Frisuren 2026: Drei Schnitte wirken jetzt veraltet – und diese Alternativen übernehmen
Mode & Stil
Frisuren 2026: Drei Schnitte wirken jetzt veraltet – und diese Alternativen übernehmen
Haarschnitte definieren Proportionen und beeinflussen maßgeblich, wie frisch oder gealtert Gesichtszüge wahrgenommen werden. Ungünstig gewählte Geometrien und schwere Schnittkanten können die Konturen nach unten ziehen, unabhängig vom tatsächlichen Alter der Trägerin.
Für 2026 zeichnet sich eine klare Abkehr von statischen, harten Formen ab. Gefragt sind Textur, weiche Übergänge und Schnitte, die dem Haar natürliche Dynamik verleihen.
Vom Pagenkopf zum Long Bob: Schluss mit kompakten Kanten
Der Pagenschnitt verliert an Modernität
Der klassische Pagenschnitt setzt auf eine strikte, kinn- oder ohrenlange Kante, oft kombiniert mit einem geraden, dichten Pony. Diese Silhouette wirkt schnell helmartig und betont die Schläfen- sowie Kieferpartie mit einer Härte, die das Gesicht streng und altbacken wirken lässt.
Die Alternative: Long Bob mit Curtain Bangs
Ein schulterumspielender Long Bob bricht diese Strenge auf. Das Haar behält eine klare Struktur, fällt jedoch wesentlich lockerer und schmeichelt unterschiedlichsten Gesichtsformen, insbesondere bei leichter Wellenbewegung.
Wird dieser Schnitt mit weich auseinanderfallenden Curtain Bangs kombiniert, betont er die Wangenknochen. Stirn- und Schläfenpartien werden sanft umrahmt, ohne das Gesicht optisch zu verschließen.
Lange Haare ohne Dynamik: Das Problem gerader Längen
Schwere Längen ohne Stufung
Auf eine exakte Linie geschnittenes, langes Haar ohne jede Abstufung neigt dazu, platt am Oberkopf anzuliegen. Das ungebrochene Eigengewicht zieht die Haarmasse nach unten und verleiht dem Gesamtbild eine schwere, müde Ausstrahlung.
Die Alternative: Face-Framing Layers
Sanfte Stufen entlang der vorderen Konturen – sogenannte Face-Framing Layers – nehmen das optische Gewicht aus den Längen. Sie sorgen für gezielte Bewegung rund um die Kinnlinie und heben die Konturen sichtbar an.
Dieser Schnitt bewahrt die Grundlänge, verleiht dem Deckhaar jedoch Fülle. Das Gesicht wirkt dadurch definierter und gewinnt an Lebendigkeit.
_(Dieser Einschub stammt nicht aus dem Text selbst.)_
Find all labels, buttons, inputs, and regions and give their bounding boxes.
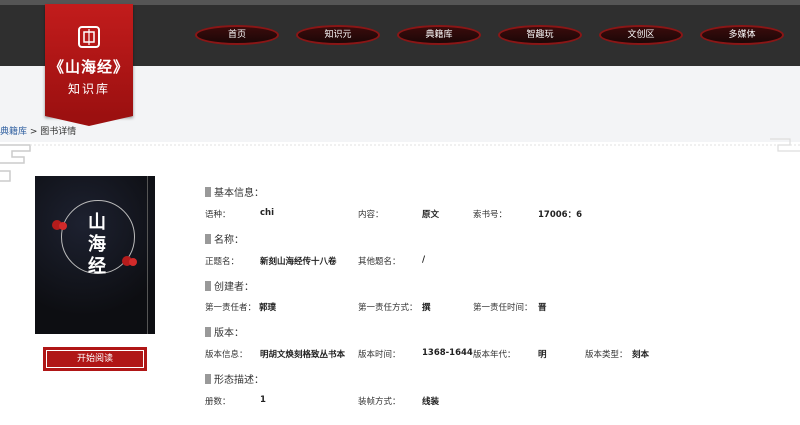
nav-creative[interactable]: 文创区 <box>599 25 683 45</box>
nav-classics[interactable]: 典籍库 <box>397 25 481 45</box>
section-name: 名称： <box>205 231 244 246</box>
responsible-time-label: 第一责任时间： <box>473 303 533 313</box>
volumes-value: 1 <box>260 395 266 405</box>
section-heading: 创建者： <box>214 282 254 293</box>
cover-spine <box>147 176 156 334</box>
section-basic-info: 基本信息： <box>205 184 264 199</box>
section-heading: 版本： <box>214 328 244 339</box>
volumes-label: 册数： <box>205 397 231 407</box>
section-marker <box>205 281 211 291</box>
cover-char-3: 经 <box>88 256 106 277</box>
breadcrumb-link-classics[interactable]: 典籍库 <box>0 127 27 137</box>
section-heading: 名称： <box>214 235 244 246</box>
section-heading: 形态描述： <box>214 375 264 386</box>
logo-subtitle: 知识库 <box>67 82 110 96</box>
title-value: 新刻山海经传十八卷 <box>260 257 337 267</box>
section-marker <box>205 327 211 337</box>
binding-value: 线装 <box>422 397 440 407</box>
call-number-value: 17006：6 <box>538 210 582 220</box>
responsible-mode-label: 第一责任方式： <box>358 303 418 313</box>
edition-type-value: 刻本 <box>632 350 650 360</box>
other-title-value: / <box>422 255 426 265</box>
section-heading: 基本信息： <box>214 188 264 199</box>
cover-title: 山 海 经 <box>77 212 117 278</box>
breadcrumb: 典籍库 > 图书详情 <box>0 124 76 137</box>
language-value: chi <box>260 208 275 218</box>
site-logo[interactable]: 《山海经》 知识库 <box>45 4 133 126</box>
content-label: 内容： <box>358 210 384 220</box>
edition-info-label: 版本信息： <box>205 350 248 360</box>
content-value: 原文 <box>422 210 440 220</box>
responsible-time-value: 晋 <box>538 303 547 313</box>
cover-char-1: 山 <box>88 212 106 233</box>
binding-label: 装帧方式： <box>358 397 401 407</box>
logo-title: 《山海经》 <box>48 58 129 76</box>
section-marker <box>205 374 211 384</box>
start-reading-button[interactable]: 开始阅读 <box>43 347 147 371</box>
edition-era-label: 版本年代： <box>473 350 516 360</box>
cover-char-2: 海 <box>88 234 106 255</box>
breadcrumb-separator: > <box>27 127 41 137</box>
nav-home[interactable]: 首页 <box>195 25 279 45</box>
nav-media[interactable]: 多媒体 <box>700 25 784 45</box>
nav-fun[interactable]: 智趣玩 <box>498 25 582 45</box>
responsible-mode-value: 撰 <box>422 303 431 313</box>
section-marker <box>205 187 211 197</box>
red-cloud-icon <box>52 220 67 230</box>
call-number-label: 索书号： <box>473 210 508 220</box>
nav-knowledge[interactable]: 知识元 <box>296 25 380 45</box>
edition-info-value: 明胡文焕刻格致丛书本 <box>260 350 346 360</box>
book-cover: 山 海 经 <box>35 176 155 334</box>
other-title-label: 其他题名： <box>358 257 401 267</box>
breadcrumb-current: 图书详情 <box>40 127 77 137</box>
edition-time-value: 1368-1644 <box>422 348 473 358</box>
section-edition: 版本： <box>205 324 244 339</box>
responsible-value: 郭璞 <box>259 303 277 313</box>
edition-era-value: 明 <box>538 350 547 360</box>
section-marker <box>205 234 211 244</box>
title-label: 正题名： <box>205 257 240 267</box>
edition-type-label: 版本类型： <box>585 350 628 360</box>
language-label: 语种： <box>205 210 231 220</box>
red-cloud-icon <box>122 256 137 266</box>
edition-time-label: 版本时间： <box>358 350 401 360</box>
seal-emblem-icon <box>78 26 100 48</box>
section-creator: 创建者： <box>205 278 254 293</box>
responsible-label: 第一责任者： <box>205 303 257 313</box>
section-form: 形态描述： <box>205 371 264 386</box>
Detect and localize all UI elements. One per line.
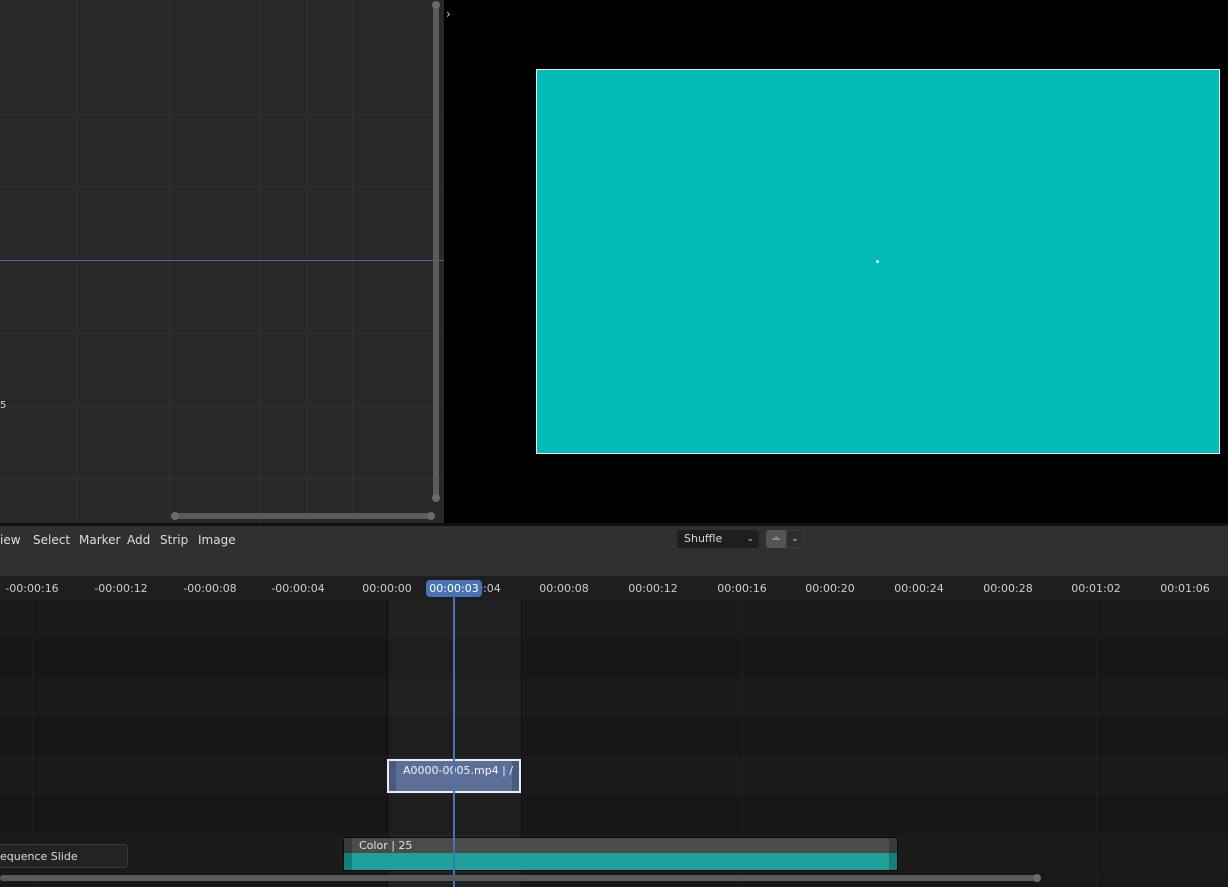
strip-handle-left[interactable]	[389, 761, 396, 791]
grid-line	[0, 333, 444, 334]
color-strip-swatch	[344, 853, 897, 870]
chevron-right-icon[interactable]: ›	[446, 7, 451, 21]
overlap-mode-value: Shuffle	[684, 532, 723, 545]
sequencer-header: iew Select Marker Add Strip Image Shuffl…	[0, 526, 1228, 576]
ruler-tick: 00:01:02	[1071, 582, 1121, 595]
ruler-tick: 00:00:08	[539, 582, 589, 595]
grid-line	[0, 114, 444, 115]
last-operator-panel[interactable]: equence Slide	[0, 844, 128, 868]
menu-add[interactable]: Add	[127, 533, 150, 547]
strip-handle-left[interactable]	[344, 838, 352, 870]
ruler-tick: 00:00:12	[628, 582, 678, 595]
strip-handle-right[interactable]	[889, 838, 897, 870]
sequencer-preview[interactable]: ›	[444, 0, 1228, 523]
time-ruler[interactable]: -00:00:16 -00:00:12 -00:00:08 -00:00:04 …	[0, 576, 1228, 600]
channel-row	[0, 756, 1228, 795]
menu-marker[interactable]: Marker	[79, 533, 120, 547]
pivot-point	[876, 260, 879, 263]
horizontal-scrollbar[interactable]	[0, 874, 1041, 882]
overlap-mode-select[interactable]: Shuffle ⌄	[677, 530, 759, 548]
grid-line	[169, 0, 170, 523]
ruler-tick: 00:00:28	[983, 582, 1033, 595]
menu-view[interactable]: iew	[0, 533, 21, 547]
channel-row	[0, 795, 1228, 834]
grid-line	[0, 187, 444, 188]
grid-line	[0, 479, 444, 480]
grid-line	[352, 0, 353, 523]
grid-line	[306, 0, 307, 523]
magnet-icon[interactable]: ∸	[766, 530, 786, 548]
graph-editor[interactable]: 5	[0, 0, 444, 523]
ruler-tick: 00:00:00	[362, 582, 412, 595]
ruler-tick: -00:00:16	[5, 582, 59, 595]
grid-line	[0, 406, 444, 407]
grid-line	[1096, 600, 1097, 887]
channel-row	[0, 717, 1228, 756]
channel-row	[0, 639, 1228, 678]
ruler-tick: 00:00:16	[717, 582, 767, 595]
ruler-tick: 00:00:20	[805, 582, 855, 595]
ruler-tick: -00:00:12	[94, 582, 148, 595]
grid-line	[260, 0, 261, 523]
menu-strip[interactable]: Strip	[160, 533, 188, 547]
ruler-tick: -00:00:04	[271, 582, 325, 595]
menu-image[interactable]: Image	[198, 533, 236, 547]
horizontal-scrollbar[interactable]	[171, 512, 435, 520]
current-frame-indicator[interactable]: 00:00:03	[426, 580, 482, 597]
playhead-line[interactable]	[453, 600, 455, 887]
strip-label: Color | 25	[359, 839, 413, 852]
vertical-scrollbar[interactable]	[432, 1, 440, 502]
sequencer-timeline[interactable]: A0000-0005.mp4 | / Color | 25	[0, 600, 1228, 887]
ruler-tick: 00:00:24	[894, 582, 944, 595]
channel-row	[0, 678, 1228, 717]
chevron-down-icon[interactable]: ⌄	[786, 530, 804, 548]
ruler-tick: 00:01:06	[1160, 582, 1210, 595]
strip-label: A0000-0005.mp4 | /	[403, 764, 514, 777]
operator-label: equence Slide	[0, 850, 78, 863]
chevron-down-icon: ⌄	[746, 534, 754, 544]
ruler-tick: -00:00:08	[183, 582, 237, 595]
y-axis-label: 5	[0, 400, 7, 411]
f-curve[interactable]	[0, 260, 444, 261]
color-strip[interactable]: Color | 25	[343, 837, 898, 871]
channel-row	[0, 600, 1228, 639]
menu-select[interactable]: Select	[33, 533, 70, 547]
preview-frame[interactable]	[536, 69, 1220, 454]
grid-line	[77, 0, 78, 523]
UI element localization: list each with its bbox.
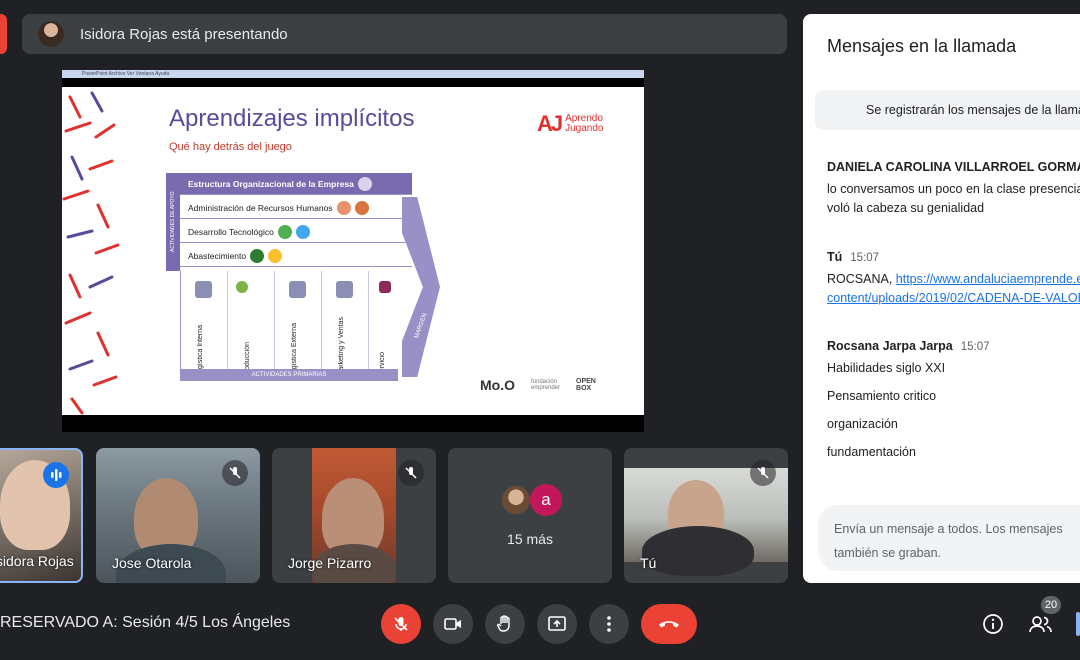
logo-line-2: Jugando [565, 123, 604, 134]
support-activities-label: ACTIVIDADES DE APOYO [166, 173, 180, 271]
primary-column: Marketing y Ventas [322, 271, 369, 381]
message-time: 15:07 [960, 341, 990, 353]
end-call-icon [659, 621, 679, 628]
chat-input[interactable]: Envía un mensaje a todos. Los mensajes t… [818, 505, 1080, 571]
fundacion-emprender-logo: fundación emprender [531, 379, 561, 391]
support-row: Abastecimiento [180, 245, 412, 267]
star-icon [336, 281, 353, 298]
more-options-button[interactable] [589, 604, 629, 644]
slide-subtitle: Qué hay detrás del juego [169, 141, 292, 153]
raise-hand-button[interactable] [485, 604, 525, 644]
primary-column: Logística Interna [181, 271, 228, 381]
primary-column: Servicio [369, 271, 401, 381]
primary-column: Producción [228, 271, 275, 381]
participant-name: Isidora Rojas [0, 553, 74, 569]
aprendo-jugando-logo: AJ Aprendo Jugando [537, 111, 604, 137]
helmet-icon [354, 200, 369, 215]
clock-icon [289, 281, 306, 298]
meeting-name: RESERVADO A: Sesión 4/5 Los Ángeles [0, 614, 291, 631]
presentation-slide: Aprendizajes implícitos Qué hay detrás d… [62, 87, 644, 415]
presenter-text: Isidora Rojas está presentando [80, 25, 288, 43]
presenter-avatar [38, 21, 64, 47]
support-row: Estructura Organizacional de la Empresa [180, 173, 412, 195]
meet-window: Isidora Rojas está presentando PowerPoin… [0, 0, 1080, 660]
chat-button-edge[interactable] [1076, 612, 1080, 636]
avatar: a [530, 484, 562, 516]
production-icon [236, 281, 248, 293]
raise-hand-icon [497, 615, 510, 632]
message-sender: DANIELA CAROLINA VILLARROEL GORMAZ [827, 160, 1080, 174]
participant-tile[interactable]: Isidora Rojas [0, 448, 83, 583]
chat-message: DANIELA CAROLINA VILLARROEL GORMAZ lo co… [827, 160, 1080, 215]
participant-name: Jorge Pizarro [288, 555, 372, 571]
meeting-info-button[interactable] [977, 608, 1009, 640]
chat-message: Rocsana Jarpa Jarpa 15:07 Habilidades sig… [827, 339, 990, 459]
info-icon [983, 614, 1003, 634]
participant-tile[interactable]: Jorge Pizarro [272, 448, 436, 583]
participant-name: Jose Otarola [112, 555, 192, 571]
decorative-stripes [62, 91, 120, 415]
openbox-logo: OPEN BOX [576, 378, 596, 392]
mic-off-icon [394, 617, 408, 631]
sponsor-logos: Mo.O fundación emprender OPEN BOX [480, 377, 596, 393]
present-button[interactable] [537, 604, 577, 644]
presenter-menu-bar: PowerPoint Archivo Ver Ventana Ayuda [62, 70, 644, 78]
present-icon [548, 616, 566, 631]
mic-off-icon [750, 460, 776, 486]
person-icon [357, 176, 372, 191]
primary-activities-label: ACTIVIDADES PRIMARIAS [180, 369, 398, 381]
more-icon [607, 616, 611, 632]
worker-icon [336, 200, 351, 215]
chat-recording-notice: Se registrarán los mensajes de la llamad… [815, 90, 1080, 130]
moo-logo: Mo.O [480, 377, 515, 393]
message-link[interactable]: https://www.andaluciaemprende.es/wp- [896, 272, 1080, 286]
recording-indicator [0, 14, 7, 54]
speaking-icon [43, 462, 69, 488]
participant-name: Tú [640, 555, 657, 571]
factory-icon [295, 224, 310, 239]
message-time: 15:07 [850, 252, 880, 264]
support-row: Administración de Recursos Humanos [180, 197, 412, 219]
self-tile[interactable]: Tú [624, 448, 788, 583]
participants-count-badge: 20 [1041, 596, 1061, 614]
primary-activities: Logística Interna Producción Logística E… [180, 271, 400, 381]
message-sender: Rocsana Jarpa Jarpa [827, 339, 953, 353]
camera-icon [444, 618, 461, 630]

Geometrische Asymmetrie weicht dem Schmetterlings-Schnitt
Der A-Linien-Schnitt wirkt überholt
Der in den frühen 2000er-Jahren etablierte A-Linien-Schnitt fällt im Nacken kurz aus und läuft nach vorne hin spitz zu. Diese diagonale Geometrie setzt sehr harte Akzente, die optisch altern und heute als stilistischer Rückgriff wahrgenommen werden.
Die Alternative: Der Schmetterlings-Schnitt
Der Butterfly Cut baut auf gestaffelten, fließenden Lagen auf, die bereits auf Wangenknochenhöhe ansetzen und bis in die Spitzen laufen. Diese Technik fächert das Haar auf und generiert ein federndes Volumen.
Durch die graduierte Abstufung entsteht ein natürlicher Lifting-Effekt, der die Gesichtsmitte öffnet und Bewegung in mittellanges sowie langes Haar bringt.